MKL HPCG Benchmark -- Missing MKL support and Incorrect Usage

Ian_K_1
Beginner
554 Views

I downloaded the MKL Benchmark set (for Linux) today, from:

  https://software.intel.com/en-us/articles/intel-mkl-benchmarks-suite

But the HPCG benchmark I wanted to run doesn't appear to actually support MKL -- the printed usage options list:

--mkl=yes/no: use MKL (default no)

but this doesn't appear to be implemented in the code, and trying to use it with the binaries gives:

$ ./xhpcg_avx --mkl=yes
./xhpcg_avx: unrecognized option '--mkl=yes'
$ ./xhpcg_avx --mkl yes
./xhpcg_avx: unrecognized option '--mkl'

Has anyone heard anything about whether this is going to be implemented? It seems odd to have it listed in a released download but still returning an error.

0 Kudos
4 Replies
Gennady_F_Intel
Moderator
554 Views

regardless this option has been used or not, the xhpcg_avx will produce the correct result. You may find out this output into the same directory.

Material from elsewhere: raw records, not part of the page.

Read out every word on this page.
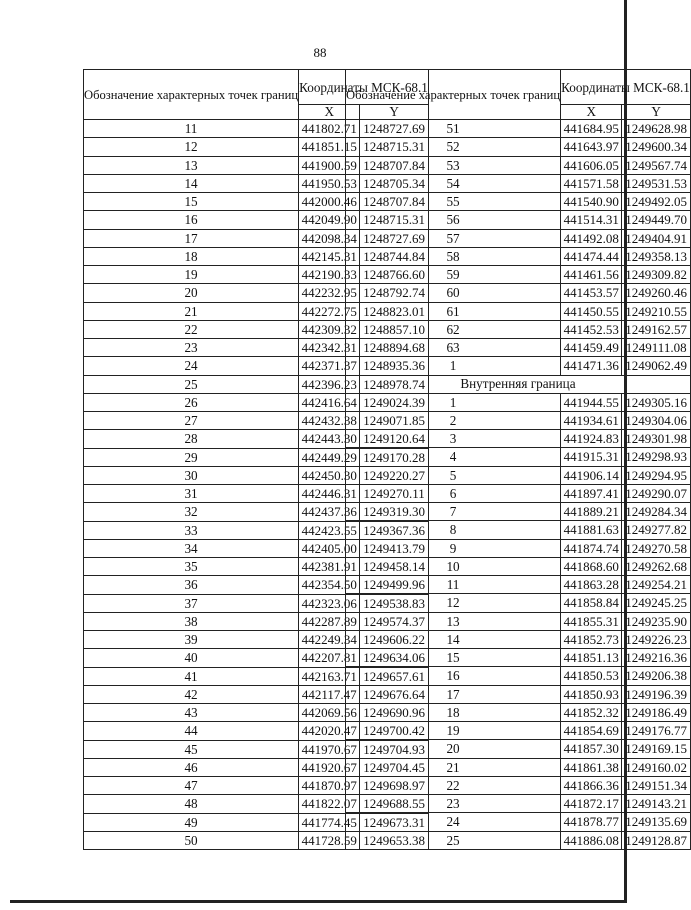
88
Обозначение характерных точек границ	Координаты МСК-68.1	
	X	Y
11	441802.71	1248727.69
12	441851.15	1248715.31
13	441900.59	1248707.84
14	441950.53	1248705.34
15	442000.46	1248707.84
16	442049.90	1248715.31
17	442098.34	1248727.69
18	442145.31	1248744.84
19	442190.33	1248766.60
20	442232.95	1248792.74
21	442272.75	1248823.01
22	442309.32	1248857.10
23	442342.31	1248894.68
24	442371.37	1248935.36
25	442396.23	1248978.74
26	442416.64	1249024.39
27	442432.38	1249071.85
28	442443.30	1249120.64
29	442449.29	1249170.28
30	442450.30	1249220.27
31	442446.31	1249270.11
32	442437.36	1249319.30
33	442423.55	1249367.36
34	442405.00	1249413.79
35	442381.91	1249458.14
36	442354.50	1249499.96
37	442323.06	1249538.83
38	442287.89	1249574.37
39	442249.34	1249606.22
40	442207.81	1249634.06
41	442163.71	1249657.61
42	442117.47	1249676.64
43	442069.56	1249690.96
44	442020.47	1249700.42
45	441970.67	1249704.93
46	441920.67	1249704.45
47	441870.97	1249698.97
48	441822.07	1249688.55
49	441774.45	1249673.31
50	441728.59	1249653.38
Обозначение характерных точек границ	Координаты МСК-68.1	
	X	Y
51	441684.95	1249628.98
52	441643.97	1249600.34
53	441606.05	1249567.74
54	441571.58	1249531.53
55	441540.90	1249492.05
56	441514.31	1249449.70
57	441492.08	1249404.91
58	441474.44	1249358.13
59	441461.56	1249309.82
60	441453.57	1249260.46
61	441450.55	1249210.55
62	441452.53	1249162.57
63	441459.49	1249111.08
1	441471.36	1249062.49
Внутренняя граница		
1	441944.55	1249305.16
2	441934.61	1249304.06
3	441924.83	1249301.98
4	441915.31	1249298.93
5	441906.14	1249294.95
6	441897.41	1249290.07
7	441889.21	1249284.34
8	441881.63	1249277.82
9	441874.74	1249270.58
10	441868.60	1249262.68
11	441863.28	1249254.21
12	441858.84	1249245.25
13	441855.31	1249235.90
14	441852.73	1249226.23
15	441851.13	1249216.36
16	441850.53	1249206.38
17	441850.93	1249196.39
18	441852.32	1249186.49
19	441854.69	1249176.77
20	441857.30	1249169.15
21	441861.38	1249160.02
22	441866.36	1249151.34
23	441872.17	1249143.21
24	441878.77	1249135.69
25	441886.08	1249128.87
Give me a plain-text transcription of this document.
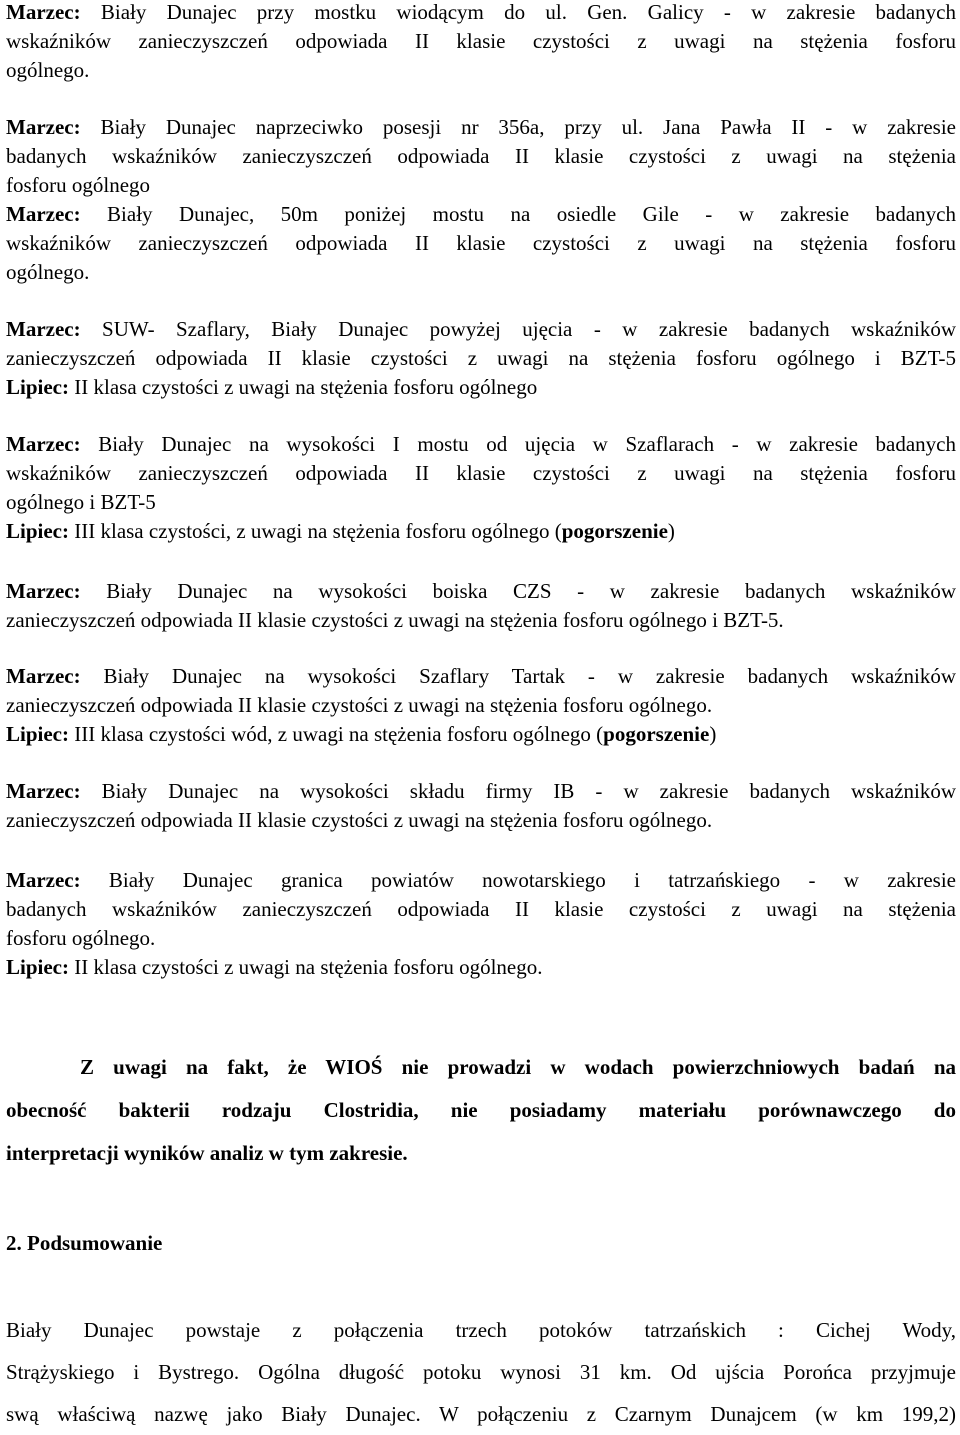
Marzec: Biały Dunajec przy mostku wiodącym do ul. Gen. Galicy - w zakresie badanych
wskaźników zanieczyszczeń odpowiada II klasie czystości z uwagi na stężenia fosforu
ogólnego.
Marzec: Biały Dunajec naprzeciwko posesji nr 356a, przy ul. Jana Pawła II - w zakresie
badanych wskaźników zanieczyszczeń odpowiada II klasie czystości z uwagi na stężenia
fosforu ogólnego
Marzec: Biały Dunajec, 50m poniżej mostu na osiedle Gile - w zakresie badanych
wskaźników zanieczyszczeń odpowiada II klasie czystości z uwagi na stężenia fosforu
ogólnego.
Marzec: SUW- Szaflary, Biały Dunajec powyżej ujęcia - w zakresie badanych wskaźników
zanieczyszczeń odpowiada II klasie czystości z uwagi na stężenia fosforu ogólnego i BZT-5
Lipiec: II klasa czystości z uwagi na stężenia fosforu ogólnego
Marzec: Biały Dunajec na wysokości I mostu od ujęcia w Szaflarach - w zakresie badanych
wskaźników zanieczyszczeń odpowiada II klasie czystości z uwagi na stężenia fosforu
ogólnego i BZT-5
Lipiec: III klasa czystości, z uwagi na stężenia fosforu ogólnego (pogorszenie)
Marzec: Biały Dunajec na wysokości boiska CZS - w zakresie badanych wskaźników
zanieczyszczeń odpowiada II klasie czystości z uwagi na stężenia fosforu ogólnego i BZT-5.
Marzec: Biały Dunajec na wysokości Szaflary Tartak - w zakresie badanych wskaźników
zanieczyszczeń odpowiada II klasie czystości z uwagi na stężenia fosforu ogólnego.
Lipiec: III klasa czystości wód, z uwagi na stężenia fosforu ogólnego (pogorszenie)
Marzec: Biały Dunajec na wysokości składu firmy IB - w zakresie badanych wskaźników
zanieczyszczeń odpowiada II klasie czystości z uwagi na stężenia fosforu ogólnego.
Marzec: Biały Dunajec granica powiatów nowotarskiego i tatrzańskiego - w zakresie
badanych wskaźników zanieczyszczeń odpowiada II klasie czystości z uwagi na stężenia
fosforu ogólnego.
Lipiec: II klasa czystości z uwagi na stężenia fosforu ogólnego.
Z uwagi na fakt, że WIOŚ nie prowadzi w wodach powierzchniowych badań na
obecność bakterii rodzaju Clostridia, nie posiadamy materiału porównawczego do
interpretacji wyników analiz w tym zakresie.
2. Podsumowanie
Biały Dunajec powstaje z połączenia trzech potoków tatrzańskich : Cichej Wody,
Strążyskiego i Bystrego. Ogólna długość potoku wynosi 31 km. Od ujścia Porońca przyjmuje
swą właściwą nazwę jako Biały Dunajec. W połączeniu z Czarnym Dunajcem (w km 199,2)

Please have a look. we will update the list of supported command line options of this benchmark.

0 Kudos
Paul_I_
Beginner
554 Views

I am getting wildly varying results when running hpcg on one of our servers.

/opt/intel/16.0/compilers_and_libraries_2016.1.150/linux/mkl/benchmarks/hpcg/bin/xhpcg_avx -mkl=yes  --yaml="`hostname`.`date '+%Y%m%d%H%M%S'`"


GFLOP/s Summary:
  HPCG result is VALID with a GFLOP/s rating of: 15.0287
GFLOP/s Summary:
  HPCG result is VALID with a GFLOP/s rating of: 13.123
GFLOP/s Summary:
  HPCG result is VALID with a GFLOP/s rating of: 13.9009
GFLOP/s Summary:
  HPCG result is VALID with a GFLOP/s rating of: 12.5201
GFLOP/s Summary:
  HPCG result is VALID with a GFLOP/s rating of: 11.5567
GFLOP/s Summary:
  HPCG result is VALID with a GFLOP/s rating of: 7.14771
pimmaraj@hpchost1:~/hpcg_mkl/hpcg_intel>

 

DDOT Timing Variations:
  Min DDOT MPI_Allreduce time: -7.44059e+10
  Max DDOT MPI_Allreduce time: -7.44059e+10
  Avg DDOT MPI_Allreduce time: -7.44059e+10
__________ Final Summary __________:

 

0 Kudos
Gennady_F_Intel
Moderator
554 Views

Paul,  are you aware the HPCG works alone at this moment at this time?

 

0 Kudos
McCalpinJohn
Honored Contributor III
554 Views

Good implementations of HPCG give performance results that are very strongly correlated with the results of the STREAM benchmark.   Memory-bandwidth-limited codes are very sensitive to NUMA issues on multi-socket servers, so they should always be run with some sort of process binding, and (when possible) should also use memory binding.

I have not looked at this implementation of the HPCG benchmark, so I don't know which parallel libraries are involved, but investigation of the corresponding environment variables may be useful.

0 Kudos
Reply